'American Bankers Association (ABA)' is explained in detail and with examples in the Banking edition of the Herold Financial Dictionary, which you can get from Amazon in Ebook or Paperback edition.
The American Bankers Association, or ABA, is a trade association of the U.S. banks large and small conveniently located in Washington, D.C. This powerful lobbying organization hails back to 1875 when it was established by several bankers.
Today, the ABA has grown to represent banks of all stripes and sizes and encompasses more than 95% of all bank assets in the nation. This means that money center banks, regional banks, community thrift banks, mutual savings banks, savings and loans associations, trust companies, and large commercial banks all count the ABA as their voice before the federal government. The typical sized member bank boasts around $250 million in assets.
This trade and industry group proves to be the biggest banking trade association by far within the U.S. today. It is also known as the biggest financial trade group anywhere in the United States. The American Bankers Association thrives and prospers because of its impressive range of both services and products it delivers to member institutions. This includes help in such diverse industry segments as insurance, staff training and education, asset management, capital management, consulting, and risk-compliance endeavors.
Probably the most famous creation of the American Bankers Association remains the all important nine digit routing numbers which designate all banks everywhere within the U.S. These routing numbers are pictured on every single check and are also necessary identification for wire transfer transactions. The ABA can truthfully boast that it created this system over a hundred years ago, way back in 1910.
Today’s American Bankers Association keeps extremely busy lobbying with Congress for its banking members and their common interests. The group has concentrated its efforts in the last several years on banning the so-called unfair tax exempt status enjoyed by credit unions.
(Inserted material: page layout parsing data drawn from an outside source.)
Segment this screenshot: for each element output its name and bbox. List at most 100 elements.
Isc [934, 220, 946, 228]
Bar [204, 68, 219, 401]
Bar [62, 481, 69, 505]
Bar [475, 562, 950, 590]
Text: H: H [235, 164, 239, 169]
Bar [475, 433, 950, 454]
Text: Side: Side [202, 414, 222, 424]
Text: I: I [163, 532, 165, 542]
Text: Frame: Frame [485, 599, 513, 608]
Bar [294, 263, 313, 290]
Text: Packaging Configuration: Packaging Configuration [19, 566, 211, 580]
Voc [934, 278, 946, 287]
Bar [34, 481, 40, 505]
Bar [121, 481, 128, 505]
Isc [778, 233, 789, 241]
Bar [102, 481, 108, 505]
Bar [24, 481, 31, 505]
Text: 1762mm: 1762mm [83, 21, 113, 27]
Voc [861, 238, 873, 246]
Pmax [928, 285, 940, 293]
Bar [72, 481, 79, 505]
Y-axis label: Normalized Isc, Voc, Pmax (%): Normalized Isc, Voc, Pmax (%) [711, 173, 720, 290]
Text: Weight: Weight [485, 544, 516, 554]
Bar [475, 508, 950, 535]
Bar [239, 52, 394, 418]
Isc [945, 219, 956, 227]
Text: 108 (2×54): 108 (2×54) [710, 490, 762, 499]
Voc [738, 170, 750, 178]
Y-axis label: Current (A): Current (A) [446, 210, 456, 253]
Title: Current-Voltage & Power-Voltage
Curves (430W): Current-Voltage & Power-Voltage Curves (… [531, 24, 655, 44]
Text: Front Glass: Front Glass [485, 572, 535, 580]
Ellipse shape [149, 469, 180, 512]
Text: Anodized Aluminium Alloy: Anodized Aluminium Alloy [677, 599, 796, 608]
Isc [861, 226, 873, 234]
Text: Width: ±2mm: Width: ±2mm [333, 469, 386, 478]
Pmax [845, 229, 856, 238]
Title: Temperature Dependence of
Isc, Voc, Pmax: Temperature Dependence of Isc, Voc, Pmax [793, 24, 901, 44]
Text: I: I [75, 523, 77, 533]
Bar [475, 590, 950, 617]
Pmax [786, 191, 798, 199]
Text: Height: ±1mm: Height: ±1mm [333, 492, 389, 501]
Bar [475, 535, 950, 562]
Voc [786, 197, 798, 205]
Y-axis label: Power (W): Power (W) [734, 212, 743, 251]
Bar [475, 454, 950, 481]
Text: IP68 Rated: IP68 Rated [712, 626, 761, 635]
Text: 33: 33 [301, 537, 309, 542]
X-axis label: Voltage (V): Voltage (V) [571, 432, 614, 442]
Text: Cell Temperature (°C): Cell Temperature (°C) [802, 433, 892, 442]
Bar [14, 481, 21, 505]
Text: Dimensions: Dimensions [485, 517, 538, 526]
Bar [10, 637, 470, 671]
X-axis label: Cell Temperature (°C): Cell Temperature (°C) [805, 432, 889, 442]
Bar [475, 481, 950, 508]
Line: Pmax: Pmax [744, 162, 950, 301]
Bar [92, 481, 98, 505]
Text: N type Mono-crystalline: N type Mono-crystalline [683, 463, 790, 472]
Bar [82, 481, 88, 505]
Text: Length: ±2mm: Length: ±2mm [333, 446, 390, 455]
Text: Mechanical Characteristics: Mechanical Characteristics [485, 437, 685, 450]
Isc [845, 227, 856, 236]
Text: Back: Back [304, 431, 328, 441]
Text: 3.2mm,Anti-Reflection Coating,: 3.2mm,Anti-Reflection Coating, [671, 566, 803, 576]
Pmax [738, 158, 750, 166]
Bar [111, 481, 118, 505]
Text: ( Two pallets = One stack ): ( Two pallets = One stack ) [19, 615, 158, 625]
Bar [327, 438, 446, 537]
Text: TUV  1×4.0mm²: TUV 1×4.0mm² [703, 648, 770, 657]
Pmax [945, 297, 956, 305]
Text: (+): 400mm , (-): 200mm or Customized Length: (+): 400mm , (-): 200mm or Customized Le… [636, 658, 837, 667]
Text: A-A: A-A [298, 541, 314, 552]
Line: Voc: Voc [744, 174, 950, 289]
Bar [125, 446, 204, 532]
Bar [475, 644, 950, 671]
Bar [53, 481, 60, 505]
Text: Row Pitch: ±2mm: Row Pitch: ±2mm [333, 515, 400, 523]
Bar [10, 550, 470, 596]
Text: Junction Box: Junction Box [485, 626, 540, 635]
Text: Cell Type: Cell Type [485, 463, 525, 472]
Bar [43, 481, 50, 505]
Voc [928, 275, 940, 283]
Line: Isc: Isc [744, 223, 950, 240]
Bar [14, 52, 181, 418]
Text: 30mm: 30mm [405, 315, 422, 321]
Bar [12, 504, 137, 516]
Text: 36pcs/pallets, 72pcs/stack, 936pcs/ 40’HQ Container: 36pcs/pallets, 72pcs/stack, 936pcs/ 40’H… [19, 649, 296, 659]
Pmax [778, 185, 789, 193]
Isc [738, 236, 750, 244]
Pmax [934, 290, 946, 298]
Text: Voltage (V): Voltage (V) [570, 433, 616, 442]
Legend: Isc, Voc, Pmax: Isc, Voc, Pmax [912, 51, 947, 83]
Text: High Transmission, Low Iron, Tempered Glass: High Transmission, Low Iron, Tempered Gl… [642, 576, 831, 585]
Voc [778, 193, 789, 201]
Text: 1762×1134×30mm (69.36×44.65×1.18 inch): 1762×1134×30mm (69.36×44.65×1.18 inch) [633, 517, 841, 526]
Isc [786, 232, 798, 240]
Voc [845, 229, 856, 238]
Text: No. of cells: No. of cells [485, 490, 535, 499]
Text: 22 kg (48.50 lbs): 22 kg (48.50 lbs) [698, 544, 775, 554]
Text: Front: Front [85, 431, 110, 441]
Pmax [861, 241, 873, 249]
Credit unions originally catered to selective and tiny targeted memberships, as with a particular company’s own employees. This did not threaten commercial banks and other similar financial institutions.
More recently though, to bank’s undying enmity and impotency in the face of this real and rising threat, credit unions found the means to vastly expand their roles of membership and possible pools of customers. It is no exaggeration to state that numerous credit unions can boast over $1 billion in assets nowadays. This makes them as big as some of the larger and even too big to fail banks.
The ABA strenuously maintains that such credit unions have morphed into a structure and operations which are so similar to the traditional commercial banks that they no longer deserve this special favor of tax exempt status. It was actually the infamous Panic of 1873 that gave rise to the initial founding of the American Bankers Association. A banker James Howenstein of St. Louis, Missouri, one day discovered that he was up against a proverbial wall in his bank. He only possessed several hundred dollars in cash against his millions of deposits he needed to return back to panicking depositors.
By falling back on assistance and knowledge willingly provided by his peers in the banking business via rapid and frequent correspondence, Mr. Howenstein escaped from his business-threatening dilemma to survive. He then knew that he had been saved by this informal network and fraternal organization of fellow bankers and wanted to expand on this successful construct.
To this effect, Mr. Hownestein convened his first meeting of 17 different bankers on May 24, 1875 in New York City. Together they made plans for an initial American Bankers Association convention that did successfully take place on July 20, 1875 in Saratoga Springs, New York. Fully 349 different bankers who hailed from 31 states as well as the nation’s capital attended.
Chief among the first endeavors of the ABA proved to be setting up the American Institute of Banking. They founded this in 1903 in order to offer certificates and examinations as professional banking education in their local branch chapters. This AIB offered interested participants a different way to pursue a banking career than by going to university for a degree in law and finance.